Wages are up in the UK too, with the country’s average pay (excluding bonuses) up 7.8% in the three months to June versus a year ago. Not only did that top economist forecasts of 7.4%, it also marks the highest reading since records began in 2001. For the Bank of England (BoE), that’s a worrying signal that it hasn’t yet broken the wage-price spiral that’s feeding inflation across the economy. That’s when rising prices of goods and services encourage employees to demand higher wages, which then leads to more spending and higher inflation. And as companies raise the prices of their goods and services to offset their own higher wage costs, the loop leads to higher and higher – or “spiraling” – inflation.
Case in point: consumer prices in Britain were 6.8% higher in July than they were a year ago. While that’s slightly above the 6.7% rate expected by economists, it’s a chunky decrease from June’s 7.9% pace, mainly thanks to July’s lower energy prices. But even after the big drop off, inflation’s still more than triple the BoE’s 2% target. What’s more, core inflation – which excludes volatile food and energy prices – held steady at 6.9% in July instead of ticking down as economists had expected. Taken together, the data shows that the BoE’s job is nowhere near done.
In a bid to bolster its faltering economy, China’s central bank unexpectedly cut a key interest rate by the biggest margin since 2020. The People’s Bank of China (PBoC) reduced the rate on its one-year medium-term lending facility – the main rate used when lending to major banks – by 0.15 percentage points to 2.5% last week, the second reduction since June. A short-term policy rate was also lowered, but by 0.10 percentage points.

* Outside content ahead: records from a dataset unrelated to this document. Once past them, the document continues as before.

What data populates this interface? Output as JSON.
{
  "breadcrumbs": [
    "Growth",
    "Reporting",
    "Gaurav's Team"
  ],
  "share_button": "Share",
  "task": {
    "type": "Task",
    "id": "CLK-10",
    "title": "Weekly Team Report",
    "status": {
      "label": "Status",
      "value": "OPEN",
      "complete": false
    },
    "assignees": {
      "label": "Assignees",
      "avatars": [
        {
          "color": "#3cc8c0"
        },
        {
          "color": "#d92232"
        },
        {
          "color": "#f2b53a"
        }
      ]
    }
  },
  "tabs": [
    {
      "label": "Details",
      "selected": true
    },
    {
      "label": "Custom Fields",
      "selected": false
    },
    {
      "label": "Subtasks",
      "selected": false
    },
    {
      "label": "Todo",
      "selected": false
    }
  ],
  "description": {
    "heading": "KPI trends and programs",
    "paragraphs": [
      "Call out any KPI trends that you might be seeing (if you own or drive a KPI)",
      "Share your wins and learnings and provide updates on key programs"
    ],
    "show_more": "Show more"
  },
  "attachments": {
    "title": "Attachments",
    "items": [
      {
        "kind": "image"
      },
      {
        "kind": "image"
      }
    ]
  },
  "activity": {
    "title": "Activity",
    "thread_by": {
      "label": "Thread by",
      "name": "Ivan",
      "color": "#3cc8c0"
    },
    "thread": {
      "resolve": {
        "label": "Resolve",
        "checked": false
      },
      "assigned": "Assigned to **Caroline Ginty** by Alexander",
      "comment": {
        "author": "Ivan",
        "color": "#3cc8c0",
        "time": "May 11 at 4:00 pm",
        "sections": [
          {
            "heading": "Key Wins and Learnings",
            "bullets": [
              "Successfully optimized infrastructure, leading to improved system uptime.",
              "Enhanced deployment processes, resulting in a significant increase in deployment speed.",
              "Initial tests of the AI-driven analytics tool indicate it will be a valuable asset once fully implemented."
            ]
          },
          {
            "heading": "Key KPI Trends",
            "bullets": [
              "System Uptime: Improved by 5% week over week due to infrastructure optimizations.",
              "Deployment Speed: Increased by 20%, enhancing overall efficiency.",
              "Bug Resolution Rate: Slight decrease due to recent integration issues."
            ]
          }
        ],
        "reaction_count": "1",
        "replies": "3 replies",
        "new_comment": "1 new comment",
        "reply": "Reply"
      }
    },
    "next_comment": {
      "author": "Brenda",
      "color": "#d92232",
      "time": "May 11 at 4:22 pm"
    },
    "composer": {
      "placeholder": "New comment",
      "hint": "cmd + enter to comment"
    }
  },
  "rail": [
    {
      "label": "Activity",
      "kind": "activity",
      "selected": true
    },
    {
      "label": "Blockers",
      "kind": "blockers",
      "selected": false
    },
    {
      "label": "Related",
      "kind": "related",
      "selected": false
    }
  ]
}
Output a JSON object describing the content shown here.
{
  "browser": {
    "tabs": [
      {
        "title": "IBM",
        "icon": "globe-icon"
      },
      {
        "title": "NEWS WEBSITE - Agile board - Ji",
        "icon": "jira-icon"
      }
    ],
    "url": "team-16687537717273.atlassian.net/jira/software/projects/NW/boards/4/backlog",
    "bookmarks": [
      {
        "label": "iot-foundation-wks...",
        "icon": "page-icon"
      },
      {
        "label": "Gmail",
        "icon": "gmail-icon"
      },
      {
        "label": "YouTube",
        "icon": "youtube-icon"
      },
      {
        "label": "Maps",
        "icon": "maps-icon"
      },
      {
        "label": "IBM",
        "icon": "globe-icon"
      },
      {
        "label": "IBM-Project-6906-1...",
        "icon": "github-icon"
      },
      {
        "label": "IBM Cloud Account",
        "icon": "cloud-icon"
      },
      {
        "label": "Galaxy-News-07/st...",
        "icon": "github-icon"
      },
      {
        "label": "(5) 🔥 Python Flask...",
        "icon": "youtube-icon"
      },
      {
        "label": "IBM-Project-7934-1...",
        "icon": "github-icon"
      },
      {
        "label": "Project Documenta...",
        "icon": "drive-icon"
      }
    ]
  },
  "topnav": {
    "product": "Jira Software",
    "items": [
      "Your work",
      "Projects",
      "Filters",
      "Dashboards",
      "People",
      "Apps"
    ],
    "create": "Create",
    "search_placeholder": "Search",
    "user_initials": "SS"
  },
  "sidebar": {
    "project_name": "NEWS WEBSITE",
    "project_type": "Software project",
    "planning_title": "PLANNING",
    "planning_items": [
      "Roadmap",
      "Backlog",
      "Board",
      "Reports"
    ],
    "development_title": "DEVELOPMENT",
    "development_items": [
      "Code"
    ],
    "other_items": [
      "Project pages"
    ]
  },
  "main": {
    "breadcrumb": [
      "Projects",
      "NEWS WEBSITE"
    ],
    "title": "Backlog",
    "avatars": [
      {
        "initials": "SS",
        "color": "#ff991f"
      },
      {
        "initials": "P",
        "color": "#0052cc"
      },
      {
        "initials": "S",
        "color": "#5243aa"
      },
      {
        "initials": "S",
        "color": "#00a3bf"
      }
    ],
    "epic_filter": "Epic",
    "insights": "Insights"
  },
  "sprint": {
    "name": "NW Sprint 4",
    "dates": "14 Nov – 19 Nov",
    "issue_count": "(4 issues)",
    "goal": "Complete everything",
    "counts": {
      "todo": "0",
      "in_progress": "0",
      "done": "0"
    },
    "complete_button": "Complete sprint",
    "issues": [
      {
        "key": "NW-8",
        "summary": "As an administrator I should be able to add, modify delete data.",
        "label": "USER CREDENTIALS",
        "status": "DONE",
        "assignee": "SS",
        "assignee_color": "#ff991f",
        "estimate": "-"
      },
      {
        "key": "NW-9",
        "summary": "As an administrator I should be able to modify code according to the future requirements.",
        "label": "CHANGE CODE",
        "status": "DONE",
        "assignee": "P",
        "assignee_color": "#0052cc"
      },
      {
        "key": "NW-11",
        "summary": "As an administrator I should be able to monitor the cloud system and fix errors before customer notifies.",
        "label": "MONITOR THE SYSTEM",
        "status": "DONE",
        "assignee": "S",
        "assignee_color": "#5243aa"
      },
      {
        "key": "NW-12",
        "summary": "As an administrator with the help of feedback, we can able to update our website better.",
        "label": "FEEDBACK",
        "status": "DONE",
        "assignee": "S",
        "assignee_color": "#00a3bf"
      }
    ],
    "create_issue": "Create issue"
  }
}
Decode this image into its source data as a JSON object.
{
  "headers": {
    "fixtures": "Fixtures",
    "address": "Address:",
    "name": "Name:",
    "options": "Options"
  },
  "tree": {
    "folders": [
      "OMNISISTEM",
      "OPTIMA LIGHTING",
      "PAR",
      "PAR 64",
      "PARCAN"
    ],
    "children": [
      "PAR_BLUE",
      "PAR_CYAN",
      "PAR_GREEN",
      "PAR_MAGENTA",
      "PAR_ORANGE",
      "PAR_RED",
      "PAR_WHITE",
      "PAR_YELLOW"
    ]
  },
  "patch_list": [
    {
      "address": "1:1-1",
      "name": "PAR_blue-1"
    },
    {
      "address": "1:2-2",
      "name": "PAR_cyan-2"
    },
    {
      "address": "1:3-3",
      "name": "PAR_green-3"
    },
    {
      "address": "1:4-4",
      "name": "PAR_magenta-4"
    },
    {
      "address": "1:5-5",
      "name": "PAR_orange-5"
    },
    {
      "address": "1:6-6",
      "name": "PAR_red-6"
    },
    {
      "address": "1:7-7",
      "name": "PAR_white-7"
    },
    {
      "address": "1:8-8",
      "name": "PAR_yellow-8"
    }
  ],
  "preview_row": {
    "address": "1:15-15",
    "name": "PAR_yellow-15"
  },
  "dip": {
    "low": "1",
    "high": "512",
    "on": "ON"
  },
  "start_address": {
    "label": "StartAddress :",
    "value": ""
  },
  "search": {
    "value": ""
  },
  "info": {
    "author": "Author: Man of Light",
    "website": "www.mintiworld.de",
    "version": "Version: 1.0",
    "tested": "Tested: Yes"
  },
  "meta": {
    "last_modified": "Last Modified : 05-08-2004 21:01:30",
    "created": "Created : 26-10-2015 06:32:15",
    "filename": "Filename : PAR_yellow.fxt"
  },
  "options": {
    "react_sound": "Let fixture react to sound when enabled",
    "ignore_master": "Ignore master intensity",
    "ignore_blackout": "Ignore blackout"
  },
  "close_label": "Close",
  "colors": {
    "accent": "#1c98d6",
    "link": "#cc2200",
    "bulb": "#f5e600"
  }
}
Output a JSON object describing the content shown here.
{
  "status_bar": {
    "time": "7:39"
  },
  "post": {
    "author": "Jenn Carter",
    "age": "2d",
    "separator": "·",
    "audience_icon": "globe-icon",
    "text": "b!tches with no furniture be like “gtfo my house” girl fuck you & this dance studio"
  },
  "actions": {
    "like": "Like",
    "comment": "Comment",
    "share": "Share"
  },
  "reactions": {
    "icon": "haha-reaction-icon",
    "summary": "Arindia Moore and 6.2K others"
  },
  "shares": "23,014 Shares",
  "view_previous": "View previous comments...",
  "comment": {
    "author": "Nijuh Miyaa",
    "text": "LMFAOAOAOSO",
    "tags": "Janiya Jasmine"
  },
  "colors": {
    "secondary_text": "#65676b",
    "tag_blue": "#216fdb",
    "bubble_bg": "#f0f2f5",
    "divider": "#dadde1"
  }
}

Meanwhile, Japan’s economy expanded at a much faster rate than forecast, with a hefty bump in exports more than offsetting weak results for both business investment and private consumption. The economy grew at an annualized pace of 6% in the second quarter from the one before – more than double the 2.9% rate forecast by economists and the strongest growth since late 2020. Nearly two percentage points of that increase came from a combination of exports including amped-up car sales, resurgent inbound tourism, and the effect of a weaker yen.